The area, also known as Mexicantown, is home to the largest concentration of Hispanics in Southeastern Michigan.

"One of the things that brings us together is the food and so many generations. That's how it all started was bringing foods the foods that was hard to find to a community that needed the food and was looking for a little bit of home," owner Tammy Alfaro-Koehler said.

Honeybee Market Southwest Detroit

Alfaro-Koehler inherited the family business and remembers working at the grocery store, which was much smaller when she was a kid.

“I wasn’t very tall for a cashier and I used to get on a milk crate,” she joked.
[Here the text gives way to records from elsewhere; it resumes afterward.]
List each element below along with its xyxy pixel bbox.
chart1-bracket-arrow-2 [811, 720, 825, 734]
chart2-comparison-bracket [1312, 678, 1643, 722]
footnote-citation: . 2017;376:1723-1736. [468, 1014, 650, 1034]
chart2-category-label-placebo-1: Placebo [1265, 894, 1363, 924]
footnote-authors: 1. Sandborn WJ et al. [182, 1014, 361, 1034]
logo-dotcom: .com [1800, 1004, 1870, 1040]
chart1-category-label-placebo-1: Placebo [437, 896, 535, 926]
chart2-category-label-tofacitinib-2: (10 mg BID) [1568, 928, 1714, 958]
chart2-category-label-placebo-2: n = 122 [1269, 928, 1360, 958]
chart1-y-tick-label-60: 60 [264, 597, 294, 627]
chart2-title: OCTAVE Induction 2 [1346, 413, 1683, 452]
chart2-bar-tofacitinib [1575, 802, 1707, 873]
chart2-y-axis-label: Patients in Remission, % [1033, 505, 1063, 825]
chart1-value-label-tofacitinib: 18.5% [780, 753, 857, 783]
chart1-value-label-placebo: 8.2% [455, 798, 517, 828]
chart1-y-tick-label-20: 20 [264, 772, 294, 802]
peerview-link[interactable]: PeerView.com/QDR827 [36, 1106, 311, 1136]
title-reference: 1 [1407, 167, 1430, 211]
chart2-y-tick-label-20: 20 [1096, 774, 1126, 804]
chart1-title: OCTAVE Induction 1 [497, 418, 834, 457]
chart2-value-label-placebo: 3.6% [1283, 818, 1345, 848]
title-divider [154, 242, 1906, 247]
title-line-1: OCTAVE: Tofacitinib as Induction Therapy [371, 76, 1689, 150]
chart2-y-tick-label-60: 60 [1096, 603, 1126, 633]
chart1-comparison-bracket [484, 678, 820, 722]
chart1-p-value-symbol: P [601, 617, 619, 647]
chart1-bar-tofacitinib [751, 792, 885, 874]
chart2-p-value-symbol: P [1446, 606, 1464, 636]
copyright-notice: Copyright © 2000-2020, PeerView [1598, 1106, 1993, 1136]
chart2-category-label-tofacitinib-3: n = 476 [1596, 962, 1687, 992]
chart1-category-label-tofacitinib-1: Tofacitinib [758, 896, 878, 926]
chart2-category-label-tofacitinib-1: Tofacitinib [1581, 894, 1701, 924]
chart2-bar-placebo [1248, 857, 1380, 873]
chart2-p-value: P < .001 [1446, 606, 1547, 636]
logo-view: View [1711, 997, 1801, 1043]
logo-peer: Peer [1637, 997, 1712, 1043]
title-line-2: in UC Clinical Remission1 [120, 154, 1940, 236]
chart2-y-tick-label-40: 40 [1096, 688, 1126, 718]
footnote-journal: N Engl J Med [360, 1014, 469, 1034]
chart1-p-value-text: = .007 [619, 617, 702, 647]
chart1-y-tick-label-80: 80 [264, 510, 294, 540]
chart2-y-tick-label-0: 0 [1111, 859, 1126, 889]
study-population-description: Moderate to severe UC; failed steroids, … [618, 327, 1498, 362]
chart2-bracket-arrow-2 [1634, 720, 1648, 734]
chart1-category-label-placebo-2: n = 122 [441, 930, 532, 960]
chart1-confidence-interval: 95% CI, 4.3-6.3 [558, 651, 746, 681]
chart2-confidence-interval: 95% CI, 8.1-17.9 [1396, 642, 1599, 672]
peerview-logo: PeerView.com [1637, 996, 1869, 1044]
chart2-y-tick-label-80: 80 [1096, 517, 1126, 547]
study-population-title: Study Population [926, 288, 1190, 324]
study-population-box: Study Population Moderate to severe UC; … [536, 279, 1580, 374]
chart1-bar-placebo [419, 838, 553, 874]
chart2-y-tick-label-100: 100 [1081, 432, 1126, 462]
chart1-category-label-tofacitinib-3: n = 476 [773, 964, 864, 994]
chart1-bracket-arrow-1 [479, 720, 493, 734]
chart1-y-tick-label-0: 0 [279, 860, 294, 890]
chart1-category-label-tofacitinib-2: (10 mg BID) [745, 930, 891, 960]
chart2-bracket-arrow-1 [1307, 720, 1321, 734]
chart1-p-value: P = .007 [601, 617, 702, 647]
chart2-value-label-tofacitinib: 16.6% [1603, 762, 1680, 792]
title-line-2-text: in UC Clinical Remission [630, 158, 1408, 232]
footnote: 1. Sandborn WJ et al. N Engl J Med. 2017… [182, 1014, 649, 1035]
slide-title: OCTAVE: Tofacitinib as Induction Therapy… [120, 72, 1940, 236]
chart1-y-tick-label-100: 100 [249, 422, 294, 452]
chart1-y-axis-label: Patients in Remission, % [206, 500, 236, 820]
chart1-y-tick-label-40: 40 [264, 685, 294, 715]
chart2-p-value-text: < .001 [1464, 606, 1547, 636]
Hear more from Alfaro-Koehler during out full interview with her in the video player below:

Interview: Owner reflects on history of Honey Bee Market in Detroit

Her grandparents started Honey Bee in 1956 in a little storefront. Today, customers flood into a much larger building to grab fresh produce and ready-made meals from the kitchen.

“Reminds you of grandma’s cooking," Alfaro-Koehler said.

She and her staff view patrons as family and feel a responsibility to take care of them and fully stock and price their items accordingly.

"In our culture, even though it's family friends, we call them tia and tios, which is aunt and uncles even though they’re not actually blood they are to us. They’re family. That’s important because food brings us all together. Food brings us to gather in happy times, that we’re celebrating people’s birthdays, their job promotions, or sad times where we lose someone that we love but it always unites us and brings us all together, the food does" said Alfaro-Koehler.

Her hope is that the market feels like a place that embraces that unity.

Honey Bee has also employed families who've worked there for decades like kitchen chef Brian Lara-Romeros. He's one of many siblings to join the market family.

"It makes me feel great that I'm a part of it," Lara-Romero said. "It makes me feel great to know every little thing counts for the community of course."

The recipes he learned from his parents are a huge hit with customers who line up daily for lunch.

"I'm first generation, so to me, it gives me a lot of pride to know that they came here so we can have a better life, that we can live our live and enjoy our life and make our family even better and make our community better and the areas we live in better," Lara-Romero said.

For Alfaro-Koehler, that's what Hispanic Heritage Month is all about: taking the time to celebrate who they are and where they've come.

"We are always busy every day in life, but it means a chance for us to celebrate for a month, to educate people on what sacrifices we made to come here. And I know it was my grandparents that came here, Brian, it's his parents that came here, but the sacrifice, the American dream that we came here and to work hard to get to that American Dream," Aldaro-Koehler said.